Bicara transformasi sekolah, kadang yang terbayang adalah hal-hal yang besar. Bisa kita perhatikan, misalnya sekolah sibuk menata lingkungan, mengecet tembok sekolah, memperbaiki benteng sekolah, menyediakan wi-fi, atau mempercantik taman sekolah. Hal itu baik tentunya.
Walau demikian, menurut saya, transformasi sekolah bisa dimulai dari hal yang kecil dan kadang sering terabaikan. Apakah itu? Mulai dari toilet sekolah.
Toilet sekolah merupakan salah satu sarana yang sangat penting dan vital di sekolah. Idealnya, jumlah toilet yang tersedia di sekolah proporsional dengan jumlah murid, pendidik, dan tenaga kependidikan. Data Sanitasi Sekolah Tahun 2019 Kemendikbudristek menyebutkan bahwa rasio toilet SD: 1/60 siswa laki-laki 1/50 siswa perempuan Rasio toilet SMP, SMA/SMK : 1/40 siswa laki-laki 1/30 siswa perempuan.

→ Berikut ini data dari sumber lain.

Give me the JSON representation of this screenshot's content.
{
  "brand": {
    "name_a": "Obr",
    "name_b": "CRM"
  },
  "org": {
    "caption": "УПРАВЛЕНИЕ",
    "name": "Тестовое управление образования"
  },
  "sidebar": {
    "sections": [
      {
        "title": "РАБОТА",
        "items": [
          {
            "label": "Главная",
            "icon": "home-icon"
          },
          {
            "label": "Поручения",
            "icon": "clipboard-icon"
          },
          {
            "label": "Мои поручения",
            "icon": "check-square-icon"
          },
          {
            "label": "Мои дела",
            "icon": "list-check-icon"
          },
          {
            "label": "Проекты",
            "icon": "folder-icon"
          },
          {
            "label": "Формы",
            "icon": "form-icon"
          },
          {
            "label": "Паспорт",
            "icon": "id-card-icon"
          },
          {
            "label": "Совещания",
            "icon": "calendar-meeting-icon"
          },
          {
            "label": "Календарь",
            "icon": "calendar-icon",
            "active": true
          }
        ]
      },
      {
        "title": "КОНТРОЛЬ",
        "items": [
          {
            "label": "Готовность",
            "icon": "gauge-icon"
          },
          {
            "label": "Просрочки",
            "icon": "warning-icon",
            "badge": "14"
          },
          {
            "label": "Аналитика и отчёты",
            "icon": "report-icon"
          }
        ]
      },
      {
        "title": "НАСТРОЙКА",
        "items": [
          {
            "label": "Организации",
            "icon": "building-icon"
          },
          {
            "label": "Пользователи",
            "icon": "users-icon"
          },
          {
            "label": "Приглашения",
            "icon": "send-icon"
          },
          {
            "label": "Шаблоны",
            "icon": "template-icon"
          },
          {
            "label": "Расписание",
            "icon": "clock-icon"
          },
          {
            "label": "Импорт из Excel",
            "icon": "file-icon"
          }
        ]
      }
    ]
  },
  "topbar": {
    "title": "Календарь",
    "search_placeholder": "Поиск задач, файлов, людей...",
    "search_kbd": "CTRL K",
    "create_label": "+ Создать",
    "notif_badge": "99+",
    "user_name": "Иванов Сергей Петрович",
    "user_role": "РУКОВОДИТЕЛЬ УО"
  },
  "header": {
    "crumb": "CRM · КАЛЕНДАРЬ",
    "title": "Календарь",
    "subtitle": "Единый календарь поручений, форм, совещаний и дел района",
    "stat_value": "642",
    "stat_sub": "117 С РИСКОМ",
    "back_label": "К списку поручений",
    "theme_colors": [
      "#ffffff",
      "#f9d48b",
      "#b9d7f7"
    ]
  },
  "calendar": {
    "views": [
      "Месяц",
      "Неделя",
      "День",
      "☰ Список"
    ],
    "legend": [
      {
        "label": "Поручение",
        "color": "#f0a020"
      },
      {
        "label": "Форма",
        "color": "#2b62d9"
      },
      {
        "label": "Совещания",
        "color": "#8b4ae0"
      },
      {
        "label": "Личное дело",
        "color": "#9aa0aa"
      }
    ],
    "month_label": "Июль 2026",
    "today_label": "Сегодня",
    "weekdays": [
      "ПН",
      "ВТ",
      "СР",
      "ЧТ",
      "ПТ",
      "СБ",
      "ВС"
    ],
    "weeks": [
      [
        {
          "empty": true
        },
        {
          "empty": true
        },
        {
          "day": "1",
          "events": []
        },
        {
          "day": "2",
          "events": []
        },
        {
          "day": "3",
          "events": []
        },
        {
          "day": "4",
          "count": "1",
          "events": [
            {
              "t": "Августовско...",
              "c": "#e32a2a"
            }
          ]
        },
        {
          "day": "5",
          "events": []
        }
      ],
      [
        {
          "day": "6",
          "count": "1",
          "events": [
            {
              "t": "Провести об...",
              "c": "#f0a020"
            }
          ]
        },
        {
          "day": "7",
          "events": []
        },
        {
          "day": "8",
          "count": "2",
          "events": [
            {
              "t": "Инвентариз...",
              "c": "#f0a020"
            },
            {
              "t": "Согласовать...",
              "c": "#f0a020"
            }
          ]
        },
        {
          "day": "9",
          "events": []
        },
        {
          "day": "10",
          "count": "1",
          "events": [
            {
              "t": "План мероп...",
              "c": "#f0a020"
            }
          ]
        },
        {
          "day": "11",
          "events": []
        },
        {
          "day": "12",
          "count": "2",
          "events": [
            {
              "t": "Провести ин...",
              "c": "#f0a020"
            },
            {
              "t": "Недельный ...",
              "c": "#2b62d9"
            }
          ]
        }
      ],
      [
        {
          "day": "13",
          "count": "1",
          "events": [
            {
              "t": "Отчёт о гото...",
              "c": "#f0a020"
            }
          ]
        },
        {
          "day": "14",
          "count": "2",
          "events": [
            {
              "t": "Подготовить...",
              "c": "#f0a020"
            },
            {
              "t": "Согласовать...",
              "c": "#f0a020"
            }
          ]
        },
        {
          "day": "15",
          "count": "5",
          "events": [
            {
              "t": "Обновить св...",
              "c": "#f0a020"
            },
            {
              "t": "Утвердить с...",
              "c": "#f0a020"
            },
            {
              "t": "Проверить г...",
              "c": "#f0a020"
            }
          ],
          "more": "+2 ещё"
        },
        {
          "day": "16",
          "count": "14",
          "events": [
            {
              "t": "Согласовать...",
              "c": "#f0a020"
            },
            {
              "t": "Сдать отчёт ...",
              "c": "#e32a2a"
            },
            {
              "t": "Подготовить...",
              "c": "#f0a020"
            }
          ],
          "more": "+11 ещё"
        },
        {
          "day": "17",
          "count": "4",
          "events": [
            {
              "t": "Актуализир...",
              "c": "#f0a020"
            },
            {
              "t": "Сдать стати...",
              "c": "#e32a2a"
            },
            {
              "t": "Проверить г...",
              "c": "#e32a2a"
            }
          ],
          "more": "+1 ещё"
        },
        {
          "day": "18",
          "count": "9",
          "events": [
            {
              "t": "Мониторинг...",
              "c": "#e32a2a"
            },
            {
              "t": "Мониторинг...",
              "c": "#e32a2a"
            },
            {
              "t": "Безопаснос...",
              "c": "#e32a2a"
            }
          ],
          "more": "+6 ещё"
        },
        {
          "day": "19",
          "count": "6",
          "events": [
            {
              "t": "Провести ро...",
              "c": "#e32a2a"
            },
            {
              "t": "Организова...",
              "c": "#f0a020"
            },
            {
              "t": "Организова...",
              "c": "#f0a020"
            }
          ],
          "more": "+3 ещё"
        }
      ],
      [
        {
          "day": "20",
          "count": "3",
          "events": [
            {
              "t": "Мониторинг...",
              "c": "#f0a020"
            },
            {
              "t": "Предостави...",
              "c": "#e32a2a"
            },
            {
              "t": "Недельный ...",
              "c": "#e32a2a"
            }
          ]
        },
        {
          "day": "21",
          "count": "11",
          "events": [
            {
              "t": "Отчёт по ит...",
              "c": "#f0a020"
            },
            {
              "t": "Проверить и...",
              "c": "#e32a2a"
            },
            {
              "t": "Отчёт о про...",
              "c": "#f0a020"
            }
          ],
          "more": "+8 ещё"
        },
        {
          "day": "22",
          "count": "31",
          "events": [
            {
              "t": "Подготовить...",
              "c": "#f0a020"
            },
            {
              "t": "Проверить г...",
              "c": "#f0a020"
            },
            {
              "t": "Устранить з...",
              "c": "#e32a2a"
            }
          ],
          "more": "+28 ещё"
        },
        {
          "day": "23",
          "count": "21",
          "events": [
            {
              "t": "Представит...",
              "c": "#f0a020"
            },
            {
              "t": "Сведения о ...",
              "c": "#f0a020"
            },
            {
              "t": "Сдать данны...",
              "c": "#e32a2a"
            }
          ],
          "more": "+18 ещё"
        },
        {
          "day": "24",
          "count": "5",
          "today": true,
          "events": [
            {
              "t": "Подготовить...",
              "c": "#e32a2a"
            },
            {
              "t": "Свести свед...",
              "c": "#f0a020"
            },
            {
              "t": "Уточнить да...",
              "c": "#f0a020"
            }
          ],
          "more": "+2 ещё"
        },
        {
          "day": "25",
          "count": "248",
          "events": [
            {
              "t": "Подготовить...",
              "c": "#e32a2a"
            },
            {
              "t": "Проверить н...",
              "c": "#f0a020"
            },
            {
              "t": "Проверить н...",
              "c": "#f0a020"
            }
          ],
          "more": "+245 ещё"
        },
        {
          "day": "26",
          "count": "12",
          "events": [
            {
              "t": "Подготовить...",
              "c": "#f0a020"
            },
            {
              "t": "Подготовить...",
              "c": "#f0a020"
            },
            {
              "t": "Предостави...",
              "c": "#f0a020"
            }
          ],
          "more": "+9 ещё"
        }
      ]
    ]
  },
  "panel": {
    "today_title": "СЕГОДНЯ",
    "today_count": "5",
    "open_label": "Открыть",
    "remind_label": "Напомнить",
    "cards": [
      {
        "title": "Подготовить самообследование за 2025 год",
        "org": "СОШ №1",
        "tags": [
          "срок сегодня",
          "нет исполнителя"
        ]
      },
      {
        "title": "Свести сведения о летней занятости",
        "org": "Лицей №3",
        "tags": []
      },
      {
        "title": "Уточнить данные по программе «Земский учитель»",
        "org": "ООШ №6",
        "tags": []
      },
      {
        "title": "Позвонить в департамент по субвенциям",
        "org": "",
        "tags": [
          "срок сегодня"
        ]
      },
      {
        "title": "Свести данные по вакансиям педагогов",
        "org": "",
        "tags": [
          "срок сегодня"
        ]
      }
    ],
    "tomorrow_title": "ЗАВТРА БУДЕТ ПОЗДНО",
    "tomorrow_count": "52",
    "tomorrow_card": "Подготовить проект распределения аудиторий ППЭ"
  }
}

Pada kenyataannya, masih banyak sekolah yang kekurangan jumlah toilet untuk murid. Bahkan toilet yang ada pun kondisinya kurang layak digunakan, kurang terawat, banyak yang rusak sehingga tidak bisa digunakan.
Selain sekolah yang masih minim jumlah toilet, ketersediaan air juga harus menjadi tantangan tersendiri, karena toilet jika ingin digunakan dengan optimal dan bersih, harus ditunjang dengan ketersediaan air. Hal ini masih menjadi pekerjaan rumah yang perlu diperhatikan oleh Kemendikbudristek, Dinas Pendidikan, Satuan Pendidikan, dan pihak lain yang terkait.